Don’t recruit a marketing specialist just by yourself

One person will never pick up all the details from the conversation, and in addition, may have a skewed perception of its individual elements — especially if the recruiter is not an experienced marketer. To mitigate this type of risk, it’s good if the recruiters are people with different competencies and professional experience, able to look at the candidate from different angles.

If you need to hire a marketer whose competencies you aren’t able to check, definitely use a recruitment task, help from industry friends or consider the support of external consultants.

For example, in Casbeg, when we recruit consultants with a marketing profile, the recruitment process consists of at least 2 stages and includes up to 3 people. The first one is attended by two people: a team leader and an expert in the area for which recruitment is being carried out to verify the candidate’s knowledge.
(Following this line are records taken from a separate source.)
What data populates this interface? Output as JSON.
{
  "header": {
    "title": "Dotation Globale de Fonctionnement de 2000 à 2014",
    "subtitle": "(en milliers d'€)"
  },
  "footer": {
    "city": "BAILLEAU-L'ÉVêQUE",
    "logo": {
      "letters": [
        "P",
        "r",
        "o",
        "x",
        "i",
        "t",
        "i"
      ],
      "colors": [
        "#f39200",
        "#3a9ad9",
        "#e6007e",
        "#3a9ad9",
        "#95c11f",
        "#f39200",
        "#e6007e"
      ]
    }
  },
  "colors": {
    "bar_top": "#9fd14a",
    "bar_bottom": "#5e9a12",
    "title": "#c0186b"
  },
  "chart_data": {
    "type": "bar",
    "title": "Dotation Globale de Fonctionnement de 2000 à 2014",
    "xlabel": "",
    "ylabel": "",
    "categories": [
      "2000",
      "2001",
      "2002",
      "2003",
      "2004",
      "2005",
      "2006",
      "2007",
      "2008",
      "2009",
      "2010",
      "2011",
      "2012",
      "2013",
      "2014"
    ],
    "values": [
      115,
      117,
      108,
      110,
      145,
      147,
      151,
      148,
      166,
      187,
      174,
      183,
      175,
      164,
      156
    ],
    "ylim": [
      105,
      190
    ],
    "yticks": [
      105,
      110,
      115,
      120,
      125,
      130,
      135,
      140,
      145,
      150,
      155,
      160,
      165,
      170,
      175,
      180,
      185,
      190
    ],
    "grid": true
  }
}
At the second stage, on the other hand, there is a meeting with Bartek Majewski, Casbeg’s CEO, to check whether the candidate’s personality profile fits into the company’s culture.

In this way, apart from confirming competencies, we minimise the risk that the employee won’t fit into the character and profile of the company.

It’s all because we have high standards in relation to the people we employ. You should set the bar high as well.

If you want to recruit a marketer, you need to think very carefully about why and what kind of employee you need. This is important because companies often hire employees who either don’t drive enough profits to make up for their salary or are unable to help in achieving the marketing goal, and thus the business goals of the company. Then the key ingredient is the profile of the candidate sought after and the way to attract them, and, finally — the interview, which should be analysed from different perspectives.

Using this model you will increase the likelihood of hiring a good marketing specialist with whom you will achieve the intended goals.